Femi was from that rare breed who are hard-working, sweet, chatty, lively, moral and interested. He never missed a day’s school, and was given a prize for that very feat. His book was immaculate. He would wait after each lesson and ask what he could have done better in his homework. I had heard he had escaped great hardship, and had not been in the UK long. It was difficult to know what had happened. Sometimes he wrote stories of war and strife; one time he drew pictures of men with guns in military uniforms standing outside huts. Femi could not speak English when they arrived, and now here he was in Set 1.
His parents sat either side of him, like bookends. I told them that I couldn’t believe how much he had come on, how proud they must be, how he was a credit to them. An example to us all. They nodded and beamed and said, ‘Thank you, oh thank you, oh thank you.’ I made him promise to try to speak a bit more in class. He promised he would through nervous smiles. I bade them farewell, with a profound sense of privilege; they were people for whom education was the most important thing in life.
*
Rachel lived round the corner from the school, so I had met Rachel’s mum on the street.
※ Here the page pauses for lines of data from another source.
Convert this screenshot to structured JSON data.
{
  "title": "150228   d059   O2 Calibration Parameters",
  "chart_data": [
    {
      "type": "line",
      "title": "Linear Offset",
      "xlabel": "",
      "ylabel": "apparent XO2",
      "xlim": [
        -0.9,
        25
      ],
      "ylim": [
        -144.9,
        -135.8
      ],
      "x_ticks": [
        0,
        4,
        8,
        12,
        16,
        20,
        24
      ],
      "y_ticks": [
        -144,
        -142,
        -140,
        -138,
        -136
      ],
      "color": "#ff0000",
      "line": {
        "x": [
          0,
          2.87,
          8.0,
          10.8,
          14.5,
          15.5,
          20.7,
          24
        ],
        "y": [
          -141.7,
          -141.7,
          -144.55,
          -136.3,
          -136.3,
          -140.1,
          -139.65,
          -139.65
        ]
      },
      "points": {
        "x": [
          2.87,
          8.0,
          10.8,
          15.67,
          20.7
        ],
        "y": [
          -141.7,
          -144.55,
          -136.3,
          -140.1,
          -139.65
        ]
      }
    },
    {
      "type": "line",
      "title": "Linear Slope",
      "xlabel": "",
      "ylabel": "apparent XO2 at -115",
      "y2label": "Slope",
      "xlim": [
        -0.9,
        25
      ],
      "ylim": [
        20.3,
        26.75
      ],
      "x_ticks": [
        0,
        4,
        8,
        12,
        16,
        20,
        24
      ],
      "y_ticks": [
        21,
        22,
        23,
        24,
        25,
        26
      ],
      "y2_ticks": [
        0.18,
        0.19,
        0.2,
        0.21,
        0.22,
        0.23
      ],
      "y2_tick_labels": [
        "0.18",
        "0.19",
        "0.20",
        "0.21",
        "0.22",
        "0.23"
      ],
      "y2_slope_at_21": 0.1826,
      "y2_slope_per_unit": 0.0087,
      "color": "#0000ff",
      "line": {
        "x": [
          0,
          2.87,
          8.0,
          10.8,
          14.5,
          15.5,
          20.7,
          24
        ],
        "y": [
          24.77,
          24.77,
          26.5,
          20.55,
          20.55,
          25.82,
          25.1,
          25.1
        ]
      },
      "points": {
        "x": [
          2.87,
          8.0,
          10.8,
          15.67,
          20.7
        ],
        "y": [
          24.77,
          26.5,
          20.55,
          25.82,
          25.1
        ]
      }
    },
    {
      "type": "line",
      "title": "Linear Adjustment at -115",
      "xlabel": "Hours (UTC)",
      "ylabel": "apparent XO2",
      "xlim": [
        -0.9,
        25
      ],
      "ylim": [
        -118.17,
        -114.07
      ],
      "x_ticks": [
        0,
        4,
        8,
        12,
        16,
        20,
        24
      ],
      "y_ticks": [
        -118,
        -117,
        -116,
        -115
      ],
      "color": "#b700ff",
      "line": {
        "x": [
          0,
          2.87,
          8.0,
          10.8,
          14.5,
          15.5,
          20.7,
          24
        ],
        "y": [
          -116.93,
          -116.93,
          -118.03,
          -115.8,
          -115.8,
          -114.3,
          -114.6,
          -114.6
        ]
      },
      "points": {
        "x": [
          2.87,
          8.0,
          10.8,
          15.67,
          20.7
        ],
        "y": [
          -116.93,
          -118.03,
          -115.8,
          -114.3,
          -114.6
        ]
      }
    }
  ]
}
‘How’s she getting on?’ I asked, rhetorically.
‘Not so good. I mean, she loves English. Yeah. She really likes it. Always has.’
‘Good. She’s very good at it.’
‘Is she?’
‘Yes! Absolutely.’
‘There. You hear what Sir’s saying? You’re good!’
Rachel looked at her shoes.
‘She doesn’t feel like she’s any good. She says that everyone else in the class knows everything. That they all read everything and that. And that they think she’s stupid.’
‘Mum!’
‘It’s true! That’s what you said to me!’
> I placated her. ‘Nothing could be further from the truth. She has made fantastic progress this term.’
‘That’s brilliant, Rachel! You hear what Sir’s saying?’
She fiddled with her shoe buckle.
‘We just need to get her speaking a bit more in class. Don’t we, Rachel?’ I said, switching my focus from Mum to Rachel and back again. ‘At the beginning of the year, she talked all the time in class. Always had her hand up. But recently … not a peep.’
‘Same at home,’ said her mum. ‘She just comes home and then disappears upstairs. Sits on the computer all night. Dunno what she does up there.’
Rachel gradually came round. But I felt terrible that she felt so insecure and intimidated. We agreed that she should come see me after school to go through anything she didn’t understand. Or when I saw her on my walk home.
*
After a short water break, it was time for the Set 4s.
Milosz sat down with his mum. He stared at me, already red-faced, with a look that said Don’t Say What You Are About To Say.
Right. Time to give you a piece of my mind.
‘Now, Mrs Brodowski. Milosz has not made a very good start, I am afraid. Not at all.’
Milosz started translating. She nodded.
‘There was the incident, as you are aware, with the Pritt Stick.’
He translated. She nodded and smiled.
‘You are aware he was caught committing the sin of Onan with a Pritt Stick in the back of Oracy Extension?’
He translated. She nodded and smiled.
‘He really needs to focus more. To get on with what I set him to do. He really needs to pull his finger out.’
Mrs Brodowski was nodding and smiling.
What the hell is he saying to her?
‘Milosz: are you translating what I am saying correctly?’
‘Yes, Sir.’
‘Are you sure? It seems to me that you must be saying very different things to the things that I am saying. If I was hearing what I was saying, I wouldn’t be smiling and laughing. I would be frowning and getting cross.’